Searching for Mexico's Lost Labor Subject: Historical and Biographical Milestones in the Constitution of the Sociology of Work in Mexico
This essay aims to weave together salient moments in the development of the Mexican labor movement, the reorganization of the economy and production starting in the 1980s, the development of Sociology of Work in Mexico, and snapshots from my own autobiography. The biographical perspective helps to illustrate a few parallel lives that formed part of a collective intellectual and political movement in the period under analysis. Our perspective is that the macro shifts are not reducible to the individual events of which they are composed; they may affect individuals’ actions, but they do not determine them. Peoples' actions are located within structures, but they require subjectivity to acquire meaning and orient said actions.
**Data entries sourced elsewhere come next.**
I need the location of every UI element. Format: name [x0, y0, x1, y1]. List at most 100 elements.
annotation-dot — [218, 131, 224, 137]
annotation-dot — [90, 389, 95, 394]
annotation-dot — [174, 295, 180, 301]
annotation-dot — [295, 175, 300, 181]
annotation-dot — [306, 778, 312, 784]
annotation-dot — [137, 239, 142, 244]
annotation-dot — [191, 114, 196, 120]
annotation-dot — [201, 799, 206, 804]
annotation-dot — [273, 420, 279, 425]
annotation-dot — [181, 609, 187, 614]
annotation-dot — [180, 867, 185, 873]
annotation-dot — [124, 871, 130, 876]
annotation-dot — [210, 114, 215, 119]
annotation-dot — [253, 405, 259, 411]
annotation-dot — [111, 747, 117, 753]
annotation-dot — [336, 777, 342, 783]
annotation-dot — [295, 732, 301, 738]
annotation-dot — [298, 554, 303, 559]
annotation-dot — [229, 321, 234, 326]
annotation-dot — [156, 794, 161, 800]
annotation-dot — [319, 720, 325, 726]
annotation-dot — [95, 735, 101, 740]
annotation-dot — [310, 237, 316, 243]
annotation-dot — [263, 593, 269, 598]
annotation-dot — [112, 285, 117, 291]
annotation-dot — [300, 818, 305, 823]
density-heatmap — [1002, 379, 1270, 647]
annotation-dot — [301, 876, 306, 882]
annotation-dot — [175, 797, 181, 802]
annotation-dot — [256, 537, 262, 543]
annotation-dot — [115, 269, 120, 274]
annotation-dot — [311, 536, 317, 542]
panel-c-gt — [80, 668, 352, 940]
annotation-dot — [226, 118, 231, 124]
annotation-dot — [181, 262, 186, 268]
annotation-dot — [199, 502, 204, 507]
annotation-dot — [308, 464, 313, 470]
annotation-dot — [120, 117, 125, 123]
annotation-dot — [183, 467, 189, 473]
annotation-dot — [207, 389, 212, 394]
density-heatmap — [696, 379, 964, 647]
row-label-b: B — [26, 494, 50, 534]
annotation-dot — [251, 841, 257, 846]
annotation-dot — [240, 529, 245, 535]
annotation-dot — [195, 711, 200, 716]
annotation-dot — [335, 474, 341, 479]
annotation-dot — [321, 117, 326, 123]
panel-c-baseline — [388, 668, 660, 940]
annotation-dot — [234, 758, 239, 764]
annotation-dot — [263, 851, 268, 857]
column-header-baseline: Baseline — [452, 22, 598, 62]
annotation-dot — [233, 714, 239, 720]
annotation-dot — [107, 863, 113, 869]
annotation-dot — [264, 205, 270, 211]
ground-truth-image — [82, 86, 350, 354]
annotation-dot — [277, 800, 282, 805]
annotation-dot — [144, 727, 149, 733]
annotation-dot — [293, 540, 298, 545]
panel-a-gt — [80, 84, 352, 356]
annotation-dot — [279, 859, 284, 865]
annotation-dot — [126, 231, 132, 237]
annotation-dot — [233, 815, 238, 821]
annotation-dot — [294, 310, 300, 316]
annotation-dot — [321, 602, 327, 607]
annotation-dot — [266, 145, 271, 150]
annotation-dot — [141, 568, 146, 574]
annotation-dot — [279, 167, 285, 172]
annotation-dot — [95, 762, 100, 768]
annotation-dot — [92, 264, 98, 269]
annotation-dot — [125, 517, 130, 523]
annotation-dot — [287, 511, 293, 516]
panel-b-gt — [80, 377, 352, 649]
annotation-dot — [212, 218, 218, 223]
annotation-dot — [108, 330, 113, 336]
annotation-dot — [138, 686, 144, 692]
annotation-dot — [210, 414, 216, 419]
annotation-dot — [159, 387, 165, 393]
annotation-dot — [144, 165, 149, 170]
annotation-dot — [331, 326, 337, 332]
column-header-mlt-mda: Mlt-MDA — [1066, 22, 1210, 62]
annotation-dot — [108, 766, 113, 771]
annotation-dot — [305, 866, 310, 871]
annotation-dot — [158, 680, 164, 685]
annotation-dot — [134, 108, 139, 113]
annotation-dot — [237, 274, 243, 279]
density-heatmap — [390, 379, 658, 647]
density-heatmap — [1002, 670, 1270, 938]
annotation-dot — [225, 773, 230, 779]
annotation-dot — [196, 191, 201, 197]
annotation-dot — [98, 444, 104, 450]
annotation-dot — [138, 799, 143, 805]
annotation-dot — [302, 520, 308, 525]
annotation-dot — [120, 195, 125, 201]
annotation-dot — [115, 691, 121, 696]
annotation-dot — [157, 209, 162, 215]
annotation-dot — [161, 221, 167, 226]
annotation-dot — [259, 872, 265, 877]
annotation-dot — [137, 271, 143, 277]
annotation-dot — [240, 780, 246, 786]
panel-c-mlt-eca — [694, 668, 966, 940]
At least that is how we have believed ourselves to be living all these years.
The period of our study begins in the 1970s with the end of the import-substitution period in the Third World, the emergence of a powerful workers' movement in Mexico that questioned corporatist unions and political structures and lasted until the early 1980s when the reorganization of the economy and model of production in large companies happened. This moment also marked the beginnings of today’s Sociology of Work in Mexico, which broke with previous conceptions focused on the study of workers’ movements and with Dependency theories predominant in Latin American social theory. We found ourselves immersed in these processes, suffering the changes while at the same time, as a new generation of scholars emerged, attempting to exercise influence on union conceptions of labor. This history is the subject of the current essay.